Ainda que seja recomendável aos decretos buscar caminhos para facilitar a aplicação e o reconhecimento do indulto e comutação presidenciais, não possui competência a Presidência da República para, através de decreto, regular matéria processual penal.
Sob o ponto de vista da prática da execução penal, nos casos de comutação, em que não se prevê o perdão total da pena, mas redução de pequena parcela, qualquer alegação de atraso não possui razoabilidade, porque ao fim e ao cabo o apenado nestes casos não sofre nenhuma consequência prática.[1]
No que diz respeito ao indulto, o ilegal atalho buscado pelo decreto presidencial para a execução penal deverá empobrecer o exame dos requisitos para a concessão do indulto ou comutação. Diminuirá, inerentemente, a fiscalização sobre os processos em sede de execução penal. Verificamos que na imensa maioria das vezes, o atraso ocorre nas Varas de Execução Penal, e em outros setores da execução penal, e não nos Conselhos Penitenciários, não tendo demonstrado o CNPCP nenhum dado empírico ou estatístico que lhe permita demonstrar que exista um gargalo nos conselhos penitenciários estaduais.
Se busca agilizar a concessão do benefício, poderia sugerir à Presidência da República que publicasse seus Decretos com meses de antecedência em relação à data marco de concessão do benefício, como ocorriam com os Decretos editados nos anos de 1993 e seguintes, mantendo o dia 25 de dezembro como marco temporal para a obtenção do benefício. Eram, então, publicados nos meses de outubro e novembro, permitindo assim que os beneficiários do perdão presidencial conhecessem de antemão as premissas para obtenção do benefício, facilitando a elaboração antecipada dos requerimentos e seu processamento.

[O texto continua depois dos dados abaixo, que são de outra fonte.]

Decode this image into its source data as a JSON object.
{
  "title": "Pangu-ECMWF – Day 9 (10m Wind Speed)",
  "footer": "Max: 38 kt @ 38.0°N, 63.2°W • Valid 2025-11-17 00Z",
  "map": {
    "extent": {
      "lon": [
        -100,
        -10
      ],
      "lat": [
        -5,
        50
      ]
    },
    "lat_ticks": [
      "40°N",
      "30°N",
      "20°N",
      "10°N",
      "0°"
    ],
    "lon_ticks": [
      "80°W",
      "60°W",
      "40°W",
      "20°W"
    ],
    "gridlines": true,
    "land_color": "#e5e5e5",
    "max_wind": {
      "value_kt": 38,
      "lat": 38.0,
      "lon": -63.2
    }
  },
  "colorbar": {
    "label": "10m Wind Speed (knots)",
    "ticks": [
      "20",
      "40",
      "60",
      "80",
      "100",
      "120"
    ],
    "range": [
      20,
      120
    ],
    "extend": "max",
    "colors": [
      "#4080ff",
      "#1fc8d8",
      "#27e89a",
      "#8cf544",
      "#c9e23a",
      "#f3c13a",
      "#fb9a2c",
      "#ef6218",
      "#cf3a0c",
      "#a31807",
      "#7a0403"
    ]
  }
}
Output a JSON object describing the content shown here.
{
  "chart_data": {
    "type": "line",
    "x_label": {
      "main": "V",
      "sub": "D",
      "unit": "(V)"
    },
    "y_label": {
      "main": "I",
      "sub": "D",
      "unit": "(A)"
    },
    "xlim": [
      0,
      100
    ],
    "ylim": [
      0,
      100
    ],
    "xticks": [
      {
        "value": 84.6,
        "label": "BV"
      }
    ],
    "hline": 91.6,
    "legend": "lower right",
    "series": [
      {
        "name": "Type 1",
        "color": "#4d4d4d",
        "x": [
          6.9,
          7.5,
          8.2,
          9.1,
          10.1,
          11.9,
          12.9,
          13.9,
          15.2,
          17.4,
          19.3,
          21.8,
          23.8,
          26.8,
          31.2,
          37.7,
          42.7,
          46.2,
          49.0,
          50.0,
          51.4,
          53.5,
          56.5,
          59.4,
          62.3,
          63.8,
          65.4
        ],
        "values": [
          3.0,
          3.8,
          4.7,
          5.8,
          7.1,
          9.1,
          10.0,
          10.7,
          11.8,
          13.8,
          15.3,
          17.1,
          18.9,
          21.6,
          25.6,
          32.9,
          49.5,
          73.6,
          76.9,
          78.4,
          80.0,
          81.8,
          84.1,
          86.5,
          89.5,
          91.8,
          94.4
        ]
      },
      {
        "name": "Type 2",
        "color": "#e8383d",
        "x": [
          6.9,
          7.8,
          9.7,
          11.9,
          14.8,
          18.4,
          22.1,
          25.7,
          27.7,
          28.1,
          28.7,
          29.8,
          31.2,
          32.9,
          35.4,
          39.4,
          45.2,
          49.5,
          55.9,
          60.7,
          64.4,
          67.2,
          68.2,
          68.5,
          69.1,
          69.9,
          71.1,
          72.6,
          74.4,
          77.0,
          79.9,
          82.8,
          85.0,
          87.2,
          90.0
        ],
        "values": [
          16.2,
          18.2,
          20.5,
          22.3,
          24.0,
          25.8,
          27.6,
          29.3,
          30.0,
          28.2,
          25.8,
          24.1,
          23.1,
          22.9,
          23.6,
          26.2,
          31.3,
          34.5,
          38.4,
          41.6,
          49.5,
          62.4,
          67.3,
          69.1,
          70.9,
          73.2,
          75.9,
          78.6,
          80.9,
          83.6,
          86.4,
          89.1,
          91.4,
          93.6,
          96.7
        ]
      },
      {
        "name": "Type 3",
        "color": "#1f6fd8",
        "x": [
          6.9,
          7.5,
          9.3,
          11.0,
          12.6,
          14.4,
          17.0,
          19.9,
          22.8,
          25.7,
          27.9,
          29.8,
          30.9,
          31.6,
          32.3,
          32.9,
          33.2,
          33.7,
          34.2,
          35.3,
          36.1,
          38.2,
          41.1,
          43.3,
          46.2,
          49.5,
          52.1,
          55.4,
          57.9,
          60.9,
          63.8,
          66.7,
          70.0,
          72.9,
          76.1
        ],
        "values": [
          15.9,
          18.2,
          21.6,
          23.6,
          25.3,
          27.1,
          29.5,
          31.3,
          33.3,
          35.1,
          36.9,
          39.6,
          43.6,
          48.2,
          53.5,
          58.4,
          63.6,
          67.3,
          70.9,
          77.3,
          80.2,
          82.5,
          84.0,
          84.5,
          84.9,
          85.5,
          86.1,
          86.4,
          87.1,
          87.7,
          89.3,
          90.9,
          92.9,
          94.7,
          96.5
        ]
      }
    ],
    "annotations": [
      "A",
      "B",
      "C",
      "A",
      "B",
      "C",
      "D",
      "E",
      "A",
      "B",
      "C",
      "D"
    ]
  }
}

A tendência, se as varas de execução penal do país aplicarem o ilegal dispositivo inconstitucional, é que ocorra uma redução do número de concessão dos benefícios. Magistrados poderão negar diversos requerimentos sem o amparo do parecer emitido pelo Conselho Penitenciário.
Ceifar desta fase da execução penal — tão defeituosa e tão carente de fiscalização — o Conselho Penitenciário, não me parece algo tendente a retirar um gargalo do processo de execução penal, mas obstruir o já estreito gargalo pelo qual saem do sistema os beneficiários do perdão presidencial.
A fim de buscar efetivar e garantir os direitos dos presos beneficiados pela clemência presidencial, melhor seria que o artigo previsse a possibilidade do magistrado agir de ofício apenas para conceder o benefício do indulto total.
Assim, porventura o magistrado entendendo pela não aplicação de nenhum benefício, ou aplicando a comutação, remeteria o feito ao Conselho Penitenciário em uma espécie de reexame necessário — de natureza consultiva mista, porque também exerce a prerrogativa de suscitar incidente de desvio ou excesso de execução (artigo 185 e 186 da LEP) —, evitando assim, em casos eventuais de equívocos do magistrado, que beneficiários do perdão presidencial permaneçam indevidamente sob custódia do Estado, violando direitos fundamentais, e onerando indevidamente a administração.

[1] Um preso cuja pena de cinquenta anos caia para quarenta; ou cuja pena de 15 anos sofra uma redução de um quarto, não sofrem resultados decorrentes de eventual trâmite burocrático, porque a previsão para a sua liberdade é para data muito distante.
Rodrigo de Oliveira Ribeiro é advogado criminal e membro do Conselho Penitenciário do Estado do Rio de Janeiro.